I'm learning about the exterior derivative from Loring Tu's An Introduction to Manifolds.
On pg. 38, the exterior derivative for a $k$-form $w$ is defined as:
For $k\geq1$, if $w=\sum_I a_Idx^I$, then $$dw=\sum_I da_I \wedge dx^I=\sum_I(\sum_j\frac{\partial a_I}{\partial x^j}dx^j)\wedge dx^I$$ where $I$ is the multi-index notation $(i_1,...,i_k)$ and $1\leq i_1 <...<i_k\leq n$.
But on pg. 40, while trying to prove $d^2=0$, the following step was written: $$d^2(fdx^I)=d(\sum \frac{\partial f}{\partial x^i} dx^i\wedge dx^I)=\sum \frac{\partial^2f}{\partial x^j \partial x^i}dx^j\wedge dx^i \wedge dx^J$$ where $f$ is a $C^\infty$ function.

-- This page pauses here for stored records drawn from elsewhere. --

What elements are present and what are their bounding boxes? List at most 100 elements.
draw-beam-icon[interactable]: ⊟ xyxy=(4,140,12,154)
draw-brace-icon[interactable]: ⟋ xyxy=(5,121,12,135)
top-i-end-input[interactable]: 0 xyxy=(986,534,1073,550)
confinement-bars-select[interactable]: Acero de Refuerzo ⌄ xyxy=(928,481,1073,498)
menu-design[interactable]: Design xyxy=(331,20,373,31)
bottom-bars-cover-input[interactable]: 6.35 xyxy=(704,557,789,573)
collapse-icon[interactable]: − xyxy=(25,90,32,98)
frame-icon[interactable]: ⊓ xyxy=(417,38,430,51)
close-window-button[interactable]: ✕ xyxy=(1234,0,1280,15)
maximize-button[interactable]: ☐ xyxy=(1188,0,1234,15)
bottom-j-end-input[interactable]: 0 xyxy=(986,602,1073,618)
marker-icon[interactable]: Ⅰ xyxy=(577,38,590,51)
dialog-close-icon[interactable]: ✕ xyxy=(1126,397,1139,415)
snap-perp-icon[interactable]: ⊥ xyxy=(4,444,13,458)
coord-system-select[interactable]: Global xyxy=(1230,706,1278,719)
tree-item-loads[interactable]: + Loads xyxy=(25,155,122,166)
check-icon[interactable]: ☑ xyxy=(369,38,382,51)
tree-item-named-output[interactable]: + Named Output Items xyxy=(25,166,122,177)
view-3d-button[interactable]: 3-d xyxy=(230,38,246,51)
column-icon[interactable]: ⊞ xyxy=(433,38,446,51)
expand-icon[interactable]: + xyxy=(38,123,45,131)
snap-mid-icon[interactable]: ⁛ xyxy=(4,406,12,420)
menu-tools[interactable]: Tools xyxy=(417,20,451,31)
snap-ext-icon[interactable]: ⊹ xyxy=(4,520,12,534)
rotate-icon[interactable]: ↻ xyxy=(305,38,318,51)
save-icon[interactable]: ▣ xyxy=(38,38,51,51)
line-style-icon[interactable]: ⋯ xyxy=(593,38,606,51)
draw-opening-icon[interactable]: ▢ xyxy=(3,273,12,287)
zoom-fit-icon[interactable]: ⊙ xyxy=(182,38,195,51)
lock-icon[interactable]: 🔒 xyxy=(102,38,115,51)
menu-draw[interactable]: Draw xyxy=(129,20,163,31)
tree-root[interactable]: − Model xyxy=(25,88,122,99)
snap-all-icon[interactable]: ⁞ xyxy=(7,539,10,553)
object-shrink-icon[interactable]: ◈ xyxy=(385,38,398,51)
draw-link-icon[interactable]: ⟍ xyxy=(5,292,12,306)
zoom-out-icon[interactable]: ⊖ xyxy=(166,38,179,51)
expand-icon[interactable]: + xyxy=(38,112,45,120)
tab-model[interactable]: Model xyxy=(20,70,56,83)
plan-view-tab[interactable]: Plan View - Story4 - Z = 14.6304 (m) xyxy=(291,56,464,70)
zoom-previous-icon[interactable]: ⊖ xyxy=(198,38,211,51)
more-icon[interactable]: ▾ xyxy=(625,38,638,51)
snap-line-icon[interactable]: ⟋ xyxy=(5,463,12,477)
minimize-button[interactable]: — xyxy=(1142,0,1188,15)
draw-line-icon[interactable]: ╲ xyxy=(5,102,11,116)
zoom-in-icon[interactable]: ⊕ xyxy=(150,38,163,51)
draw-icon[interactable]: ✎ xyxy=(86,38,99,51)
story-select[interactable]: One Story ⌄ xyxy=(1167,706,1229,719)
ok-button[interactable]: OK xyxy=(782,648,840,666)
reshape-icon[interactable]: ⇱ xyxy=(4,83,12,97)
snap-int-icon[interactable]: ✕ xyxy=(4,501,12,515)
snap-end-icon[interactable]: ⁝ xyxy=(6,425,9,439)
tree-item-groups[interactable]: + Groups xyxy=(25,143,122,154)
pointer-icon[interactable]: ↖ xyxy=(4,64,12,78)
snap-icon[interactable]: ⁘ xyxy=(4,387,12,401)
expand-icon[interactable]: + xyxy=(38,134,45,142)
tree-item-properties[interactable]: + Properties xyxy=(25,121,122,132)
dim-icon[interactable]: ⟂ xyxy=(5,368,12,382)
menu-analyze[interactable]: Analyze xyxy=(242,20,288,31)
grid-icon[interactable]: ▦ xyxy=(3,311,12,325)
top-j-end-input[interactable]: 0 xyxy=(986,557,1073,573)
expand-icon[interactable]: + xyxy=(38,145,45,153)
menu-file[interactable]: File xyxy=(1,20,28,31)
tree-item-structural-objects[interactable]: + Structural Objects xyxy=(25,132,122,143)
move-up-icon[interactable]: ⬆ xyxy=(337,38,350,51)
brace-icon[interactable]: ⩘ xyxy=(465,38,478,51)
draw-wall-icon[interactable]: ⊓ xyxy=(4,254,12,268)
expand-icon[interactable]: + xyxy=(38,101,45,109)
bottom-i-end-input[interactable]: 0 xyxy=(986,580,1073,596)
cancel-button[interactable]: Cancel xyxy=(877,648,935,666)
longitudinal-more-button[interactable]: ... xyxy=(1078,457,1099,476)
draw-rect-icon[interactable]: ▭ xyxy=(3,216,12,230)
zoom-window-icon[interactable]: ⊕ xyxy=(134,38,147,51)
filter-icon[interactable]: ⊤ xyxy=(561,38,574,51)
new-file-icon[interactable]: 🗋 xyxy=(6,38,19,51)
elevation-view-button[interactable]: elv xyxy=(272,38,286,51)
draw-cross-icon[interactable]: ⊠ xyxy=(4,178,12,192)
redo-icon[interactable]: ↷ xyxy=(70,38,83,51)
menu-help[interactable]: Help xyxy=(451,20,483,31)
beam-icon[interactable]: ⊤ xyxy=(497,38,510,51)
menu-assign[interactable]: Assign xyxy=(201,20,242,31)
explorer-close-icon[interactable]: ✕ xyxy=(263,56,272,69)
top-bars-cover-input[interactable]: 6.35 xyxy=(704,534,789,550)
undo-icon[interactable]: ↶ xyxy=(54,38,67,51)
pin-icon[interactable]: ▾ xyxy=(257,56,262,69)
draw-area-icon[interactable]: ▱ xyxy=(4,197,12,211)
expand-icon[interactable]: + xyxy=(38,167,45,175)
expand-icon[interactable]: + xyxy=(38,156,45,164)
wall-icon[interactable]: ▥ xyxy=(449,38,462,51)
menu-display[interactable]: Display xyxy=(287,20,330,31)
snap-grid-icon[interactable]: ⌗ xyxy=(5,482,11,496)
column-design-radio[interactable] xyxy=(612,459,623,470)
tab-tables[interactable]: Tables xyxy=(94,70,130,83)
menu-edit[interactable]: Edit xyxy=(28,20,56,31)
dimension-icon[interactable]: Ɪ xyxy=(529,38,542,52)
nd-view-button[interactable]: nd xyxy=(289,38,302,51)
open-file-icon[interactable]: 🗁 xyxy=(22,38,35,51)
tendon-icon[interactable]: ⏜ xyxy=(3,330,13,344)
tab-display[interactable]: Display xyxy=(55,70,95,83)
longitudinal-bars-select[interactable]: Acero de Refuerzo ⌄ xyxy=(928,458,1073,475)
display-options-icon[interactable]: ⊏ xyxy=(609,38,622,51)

I don't understand how the second exterior derivative is performed. To use the definition of the exterior derivative, we need to make sure that $\sum \frac{\partial f}{\partial x^i} dx^i\wedge dx^I$ is in the form $\sum_I a_Idx^I$, where the multi-index $I$ is in ascending order. How can we be sure that $dx^i\wedge dx^I$ when combined has the index in ascending order, i.e. $i <I$?